E já se passaram 3 meses!

De forma surpreendente e até o momento eu diria com um pouco de drama, cheguei ao trimestre decisivo aqui no novo emprego que já não é mais um novo emprego, afinal, passei dos 3 meses. 
Se você me perguntar se estou feliz, eu não direi sim. Mas também, em tempos de crise total, eu diria, olha está massa, estou aprendendo ao máximo e sim, essa é mais pura verdade. O aprendizado é intenso e diário. 
No primeiro mês, eu fui bem novata mesmo e cometi alguns erros absurdos. No segundo, a pressão começou a bater, principalmente interna e ao menor sinal de erro eu entrava em pânico. No  terceiro, comecei a colocar um pouco de minhas características no que eu venho desenvolvendo. Sem abuso da sorte. 
Falta àquela adaptação ao fato de que eu não tenho acesso ao meu chefe como eu tinha na ASI e aqui eu tenho mais duas coleguinhas. E aí amigos, que é preciso respiração em dia, equilíbrio e muita fé em Deus. Porque eu não sou hipócrita ao dizer que somos melhores amigas. Somos colegas, tentando exercer nossas funções individuais juntas. Nem sempre, e eu diria que raramente sai algo em perfeita ordem, mas acho que não é das piores relações, em se tratando do fato que deste trio, duas são arianas.

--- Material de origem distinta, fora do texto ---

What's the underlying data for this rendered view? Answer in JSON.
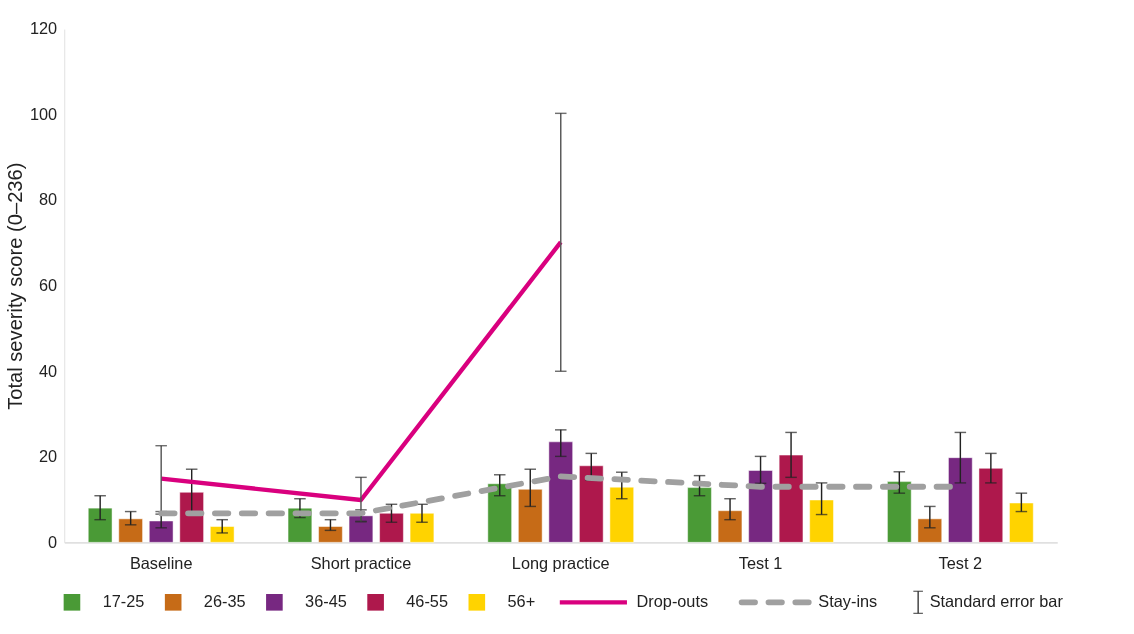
{
  "chart_data": {
    "type": "bar",
    "ylabel": "Total severity score (0–236)",
    "categories": [
      "Baseline",
      "Short practice",
      "Long practice",
      "Test 1",
      "Test 2"
    ],
    "ylim": [
      0,
      120
    ],
    "yticks": [
      0,
      20,
      40,
      60,
      80,
      100,
      120
    ],
    "grid": false,
    "legend": "bottom",
    "series": [
      {
        "name": "17-25",
        "color": "#4a9a36",
        "values": [
          8.0,
          8.0,
          13.7,
          12.8,
          14.2
        ],
        "errors": [
          [
            5.3,
            10.9
          ],
          [
            5.8,
            10.2
          ],
          [
            10.9,
            15.8
          ],
          [
            10.9,
            15.6
          ],
          [
            11.5,
            16.5
          ]
        ]
      },
      {
        "name": "26-35",
        "color": "#c66b17",
        "values": [
          5.5,
          3.7,
          12.4,
          7.4,
          5.5
        ],
        "errors": [
          [
            4.1,
            7.2
          ],
          [
            2.8,
            5.3
          ],
          [
            8.4,
            17.1
          ],
          [
            5.3,
            10.2
          ],
          [
            3.4,
            8.4
          ]
        ]
      },
      {
        "name": "36-45",
        "color": "#772881",
        "values": [
          5.0,
          6.2,
          23.5,
          16.8,
          19.8
        ],
        "errors": [
          [
            3.4,
            6.6
          ],
          [
            4.9,
            7.6
          ],
          [
            20.1,
            26.3
          ],
          [
            13.8,
            20.1
          ],
          [
            13.9,
            25.7
          ]
        ]
      },
      {
        "name": "46-55",
        "color": "#ae184c",
        "values": [
          11.7,
          6.8,
          17.9,
          20.4,
          17.3
        ],
        "errors": [
          [
            7.1,
            17.1
          ],
          [
            4.7,
            8.9
          ],
          [
            14.5,
            20.8
          ],
          [
            15.2,
            25.7
          ],
          [
            13.9,
            20.8
          ]
        ]
      },
      {
        "name": "56+",
        "color": "#ffd300",
        "values": [
          3.7,
          6.8,
          12.9,
          9.9,
          9.2
        ],
        "errors": [
          [
            2.2,
            5.3
          ],
          [
            4.7,
            8.9
          ],
          [
            10.2,
            16.4
          ],
          [
            6.5,
            13.9
          ],
          [
            7.2,
            11.5
          ]
        ]
      },
      {
        "name": "Drop-outs",
        "type": "line",
        "line_style": "solid",
        "color": "#d9007e",
        "values": [
          14.9,
          9.9,
          70.2,
          null,
          null
        ],
        "errors": [
          [
            7.2,
            22.6
          ],
          [
            4.8,
            15.2
          ],
          [
            40.0,
            100.3
          ],
          null,
          null
        ]
      },
      {
        "name": "Stay-ins",
        "type": "line",
        "line_style": "dashed",
        "color": "#a0a0a0",
        "values": [
          6.8,
          6.8,
          15.4,
          13.0,
          13.0
        ]
      }
    ],
    "annotations": [
      "Standard error bar"
    ]
  }
}
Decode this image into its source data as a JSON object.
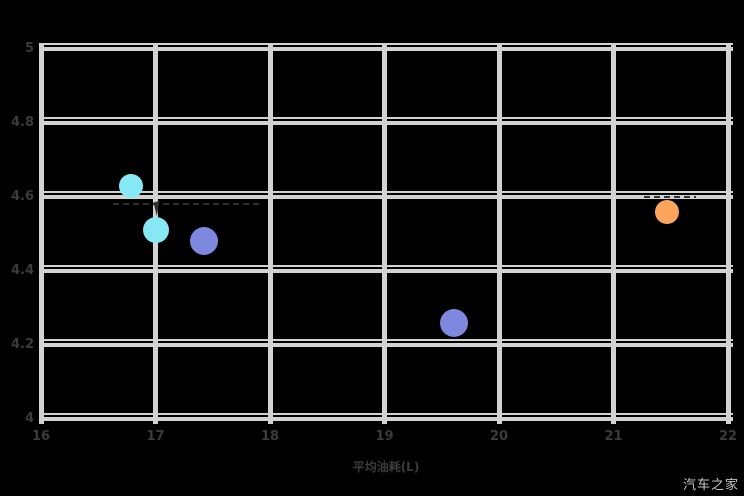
{
  "watermark": {
    "label": "汽车之家"
  },
  "colors": {
    "background": "#000000",
    "gridline": "#d2d2d2",
    "tick_label": "#3b3b3b",
    "axis_title": "#3b3b3b",
    "watermark_text": "#c6c6c6",
    "artifact": "#2e2e2e",
    "cyan_series": "#87e8f5",
    "blue_series": "#7d88de",
    "orange_series": "#fba55c"
  },
  "chart_data": {
    "type": "scatter",
    "title": "",
    "xlabel": "平均油耗(L)",
    "ylabel": "",
    "xlim": [
      16,
      22
    ],
    "ylim": [
      4,
      5
    ],
    "x_ticks": [
      "16",
      "17",
      "18",
      "19",
      "20",
      "21",
      "22"
    ],
    "y_ticks": [
      "5",
      "4.8",
      "4.6",
      "4.4",
      "4.2",
      "4"
    ],
    "grid": true,
    "legend_position": "none",
    "series": [
      {
        "name": "cyan-series",
        "color": "#87e8f5",
        "points": [
          {
            "x": 16.79,
            "y": 4.63,
            "r": 12
          },
          {
            "x": 17.0,
            "y": 4.51,
            "r": 13
          }
        ]
      },
      {
        "name": "blue-series",
        "color": "#7d88de",
        "points": [
          {
            "x": 17.42,
            "y": 4.48,
            "r": 14
          },
          {
            "x": 19.61,
            "y": 4.26,
            "r": 14
          }
        ]
      },
      {
        "name": "orange-series",
        "color": "#fba55c",
        "points": [
          {
            "x": 21.47,
            "y": 4.56,
            "r": 12
          }
        ]
      }
    ],
    "annotations": [
      {
        "type": "dashed-line",
        "x1": 16.63,
        "x2": 17.9,
        "y": 4.58
      },
      {
        "type": "dashed-line",
        "x1": 21.27,
        "x2": 21.72,
        "y": 4.6
      },
      {
        "type": "cursor",
        "x": 17.02,
        "y": 4.585
      }
    ]
  }
}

Outra coisa que eu não nego é que eu sinto muita falta do antigo emprego e conto nos dedos de quem eu sinto falta no trabalho e sim, uso as mãos e os pés. Sinto falta da liberdade que eu conquistei, principalmente de opinar, de pensar, de falar o que eu sentia e de ter não só chefes, mas grandes amigos. Mas sempre soube que ao sair minha vida voltaria ao estado zero e eu teria que lutar tudo novamente pelo meu lugar ao sol.
Mas aí vem o drama: vão demitir 50 secretárias até o fim do ano e eu estou muito preocupada. Confio em minhas habilidades e capacidades de sobrevivência à várias bombas atômicas pessoais (sou uma barata). Não confio no mercado de trabalho e na crise que ronda o nosso país. Ronda não, está aí mandando e desmandando. E eu fico realmente achando que se eu ficar desempregada eu vou dar uma leve surtada. 
Tento não pensar nisso. Me apego à fé, entrego minha vida e a de minhas colegas e meus colegas nas mãos de Deus e principalmente que nada aconteça sem que seja para uma melhoria futura. 
Aproveito este texto fofo e cheio de pequenos medos, para agradecer a muitas pessoas que super acreditam em mim e já posso agradecer uma galera bacana que já fiz amizade aqui. 
Me sinto amada. Logo, que eu nunca deixe de acreditar nesse amor. E assim, desempregada ou não, eu continue lutando. E sorrindo.